Serb Poison Affects 3,000 Albanian Children — By Wm. Dorich

by William Dorich on May 6, 2014

in Albania, enemy propaganda, Serbia, William Dorich (team member)

In the field of health and war memories, the Albanians in Kosovo attempted the greatest world deception in March of 1990 by claiming the Serbs “deliberately poisoned” 3,000 Albanian children. The stage was being set for the Civil War that followed 4 years later.

It all began on March 14th, 1990 in Podujeve in the elementary school where Serbs allegedly used a powder or liquid poison in the water supply that only affected Albanian children. The originator of the story and manipulator of the children was a local teacher. Of the several cases of children who had flu-like symptoms and respiratory problems and reportedly collapsed, were rushed to the Pristina hospital. Not however before television camera crews could be called and had time to arrive at the school.

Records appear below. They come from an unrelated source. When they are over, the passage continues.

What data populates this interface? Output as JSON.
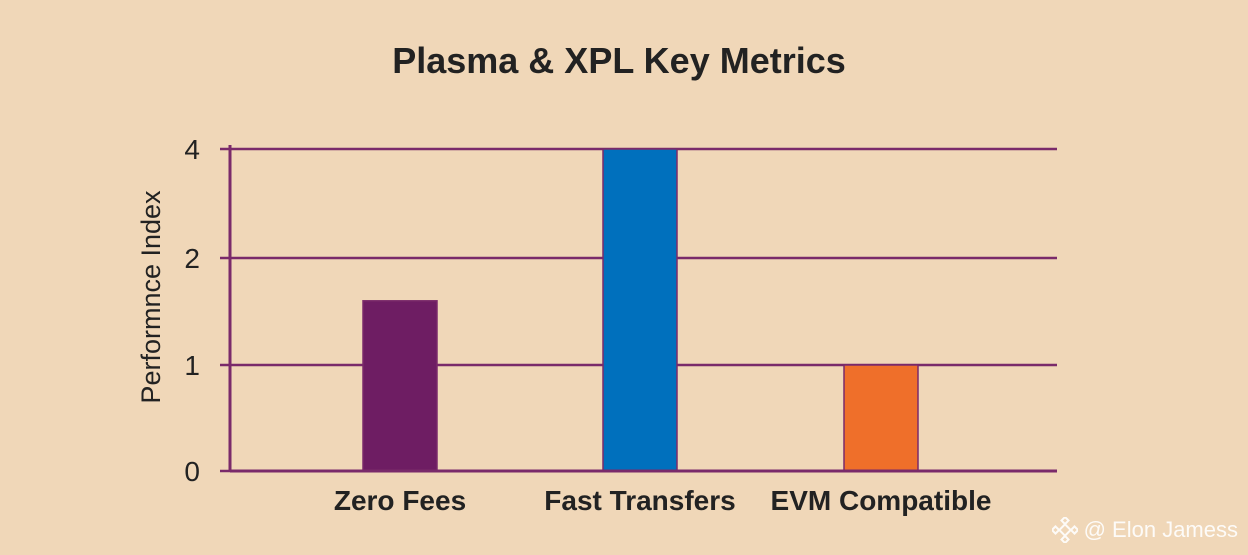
{
  "chart_data": {
    "type": "bar",
    "title": "Plasma & XPL Key Metrics",
    "xlabel": "",
    "ylabel": "Performnce Index",
    "categories": [
      "Zero Fees",
      "Fast Transfers",
      "EVM Compatible"
    ],
    "values": [
      1.6,
      4,
      1
    ],
    "bar_colors": [
      "#6e1d63",
      "#0070bd",
      "#ef6f2a"
    ],
    "yticks": [
      0,
      1,
      2,
      4
    ],
    "ylim": [
      0,
      4
    ],
    "grid": true,
    "axis_color": "#7a2a6a"
  },
  "watermark": {
    "text": "@ Elon Jamess",
    "icon": "binance-logo-icon"
  }
}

Television convoys headed for Kosovo based on statements by Albanian doctors, provincial leaders, the Albanian Prime Minister who visited the hospital. The federal government sent experts from Belgrade and Albanian authorities demanded an international investigation.

Federal teams, including military experts determined that there were no traces of poison in the water. International teams took samples for analysis and sent them to the Institution of Toxicology in Paris and London who confirmed there was no poison in the water. Their conclusion suggested, “mass hysteria, as the cause of the alleged epidemic.” By 1991 the final results were published in a number of prestigious scientific publications but since the Civil War in Yugoslavia was well under way the poison story no longer had any public relations value.

The Lancet, vol. 338, June 9, in 1991, page 1196; An international team organized by the Society for Endangered Peoples (W. Germany); International Federation for Human Rights (Paris) also found no evidence of poison. In the analysis of samples učestvale the Laboratoire de Police Scientifique (Paris), Chemical Research Centre (Harrow), New Cross Poison Unit (London), St James University Hospital (Leeds) also found no evidence of poison.

No Albanian children died and the video taken by the press revealed students lying on the floor while other students stroked their arms as the teacher looked on…there was no visible panic or urgent reactions that the lives of these children were in grave danger. These Albanian children were well rehearsed. No other adults or parents were seen in the staged video.

The Kosovo Albanian press went so far as to claim the “Serbian poison was so sophisticated that it only affected Albanian children.”  If the Serbs had created such a poison in the water system it would be a first in modern warfare and modern medicine that a poison could determine the race, the age and the religion of the intended victims.

Ambassador Warren Zimmerman sent several of his staff to Kosovo and they returned the same day saying there was “no crisis and no poisoned children.” The following day the Albanian press carried just 3 lines of copy related to the poisoning. What this ugly media created hysteria illustrated was the depth to which Muslims will stoop to deceive the American public to further their terrorist cause.